Adaptive differences have been studied in switchgrass for more than 50 years (McMillan 1959; Porter 1966), and recent advances in genomic methods have opened up new avenues for dissecting the genetic basis of these classic cases of ecotypic adaptation (Li ; Parchman ). Switchgrass is also an important foundational species for grassland restoration efforts and an emerging bioenergy feedstock, and understanding the genetic basis of adaptive traits is a key for accelerating improvement efforts, including developing genetic markers for marker-assisted selection (Varshney ). Genome-wide association studies, which can use natural populations to identify common genetic variation associated with traits, are a powerful approach for dissecting the genetic basis of phenotypes, particularly for species like switchgrass where phenological differences and long generation times complicate the development of mapping populations. And with the release of a reference switchgrass genome on the horizon, genome-wide association studies will be an important part of improvement efforts in the near future.

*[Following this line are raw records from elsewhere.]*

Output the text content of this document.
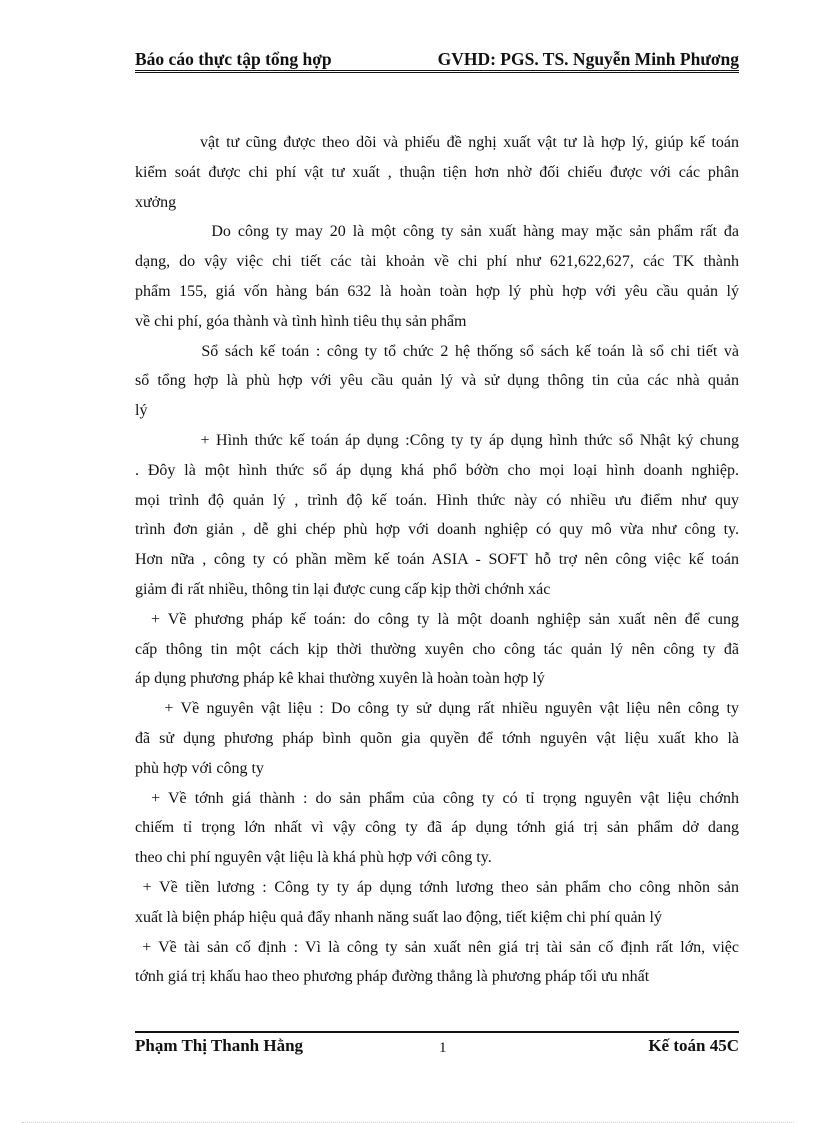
Báo cáo thực tập tổng hợp	GVHD: PGS. TS. Nguyễn Minh Phương
vật tư cũng được theo dõi và phiếu đề nghị xuất vật tư là hợp lý, giúp kế toán
kiểm soát được chi phí vật tư xuất , thuận tiện hơn nhờ đối chiếu được với các phân
xưởng
Do công ty may 20 là một công ty sản xuất hàng may mặc sản phẩm rất đa
dạng, do vậy việc chi tiết các tài khoản về chi phí như 621,622,627, các TK thành
phẩm 155, giá vốn hàng bán 632 là hoàn toàn hợp lý phù hợp với yêu cầu quản lý
về chi phí, góa thành và tình hình tiêu thụ sản phẩm
Sổ sách kế toán : công ty tổ chức 2 hệ thống sổ sách kế toán là sổ chi tiết và
sổ tổng hợp là phù hợp với yêu cầu quản lý và sử dụng thông tin của các nhà quản
lý
+ Hình thức kế toán áp dụng :Công ty ty áp dụng hình thức sổ Nhật ký chung
. Đôy là một hình thức sổ áp dụng khá phổ bớờn cho mọi loại hình doanh nghiệp.
mọi trình độ quản lý , trình độ kế toán. Hình thức này có nhiều ưu điểm như quy
trình đơn giản , dễ ghi chép phù hợp với doanh nghiệp có quy mô vừa như công ty.
Hơn nữa , công ty có phần mềm kế toán ASIA - SOFT hỗ trợ nên công việc kế toán
giảm đi rất nhiều, thông tin lại được cung cấp kịp thời chớnh xác
+ Về phương pháp kế toán: do công ty là một doanh nghiệp sản xuất nên để cung
cấp thông tin một cách kịp thời thường xuyên cho công tác quản lý nên công ty đã
áp dụng phương pháp kê khai thường xuyên là hoàn toàn hợp lý
+ Về nguyên vật liệu : Do công ty sử dụng rất nhiều nguyên vật liệu nên công ty
đã sử dụng phương pháp bình quõn gia quyền để tớnh nguyên vật liệu xuất kho là
phù hợp với công ty
+ Về tớnh giá thành : do sản phẩm của công ty có tỉ trọng nguyên vật liệu chớnh
chiếm tỉ trọng lớn nhất vì vậy công ty đã áp dụng tớnh giá trị sản phẩm dở dang
theo chi phí nguyên vật liệu là khá phù hợp với công ty.
+ Về tiền lương : Công ty ty áp dụng tớnh lương theo sản phẩm cho công nhõn sản
xuất là biện pháp hiệu quả đẩy nhanh năng suất lao động, tiết kiệm chi phí quản lý
+ Về tài sản cố định : Vì là công ty sản xuất nên giá trị tài sản cố định rất lớn, việc
tớnh giá trị khấu hao theo phương pháp đường thẳng là phương pháp tối ưu nhất
Phạm Thị Thanh Hằng	1	Kế toán 45C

Our study provides a foundation for future genome-wide association studies in switchgrass, such as the regional gene pools (Figs1 and 2) which need to be accounted for when designing species-wide association panels (Myles ; Brachi ) and are candidates for regional mapping approaches (Brachi ). In addition, P. amarum and P. amarulum, which we identify as a switchgrass ecotypes, are underused resources for studying adaptation to marginal conditions in switchgrass, as they are adapted to the sand dunes along marine coasts. However, many adaptive traits are characteristic differences between the lowland, upland and coastal switchgrass ecotypes (Porter 1966; Palmer 1975), and the correlation of these traits with ecotypic genetic differentiation will confound most association studies (Myles ). As such, natural hybrid populations where the intermating of the ecotypes breaks up the associations of phenotypes with population structure, such as the Hoffman and Sprewell Bluff populations identified here (Table1, Fig.3), are a valuable resource for dissecting the genetic basis of important ecotype-specific traits.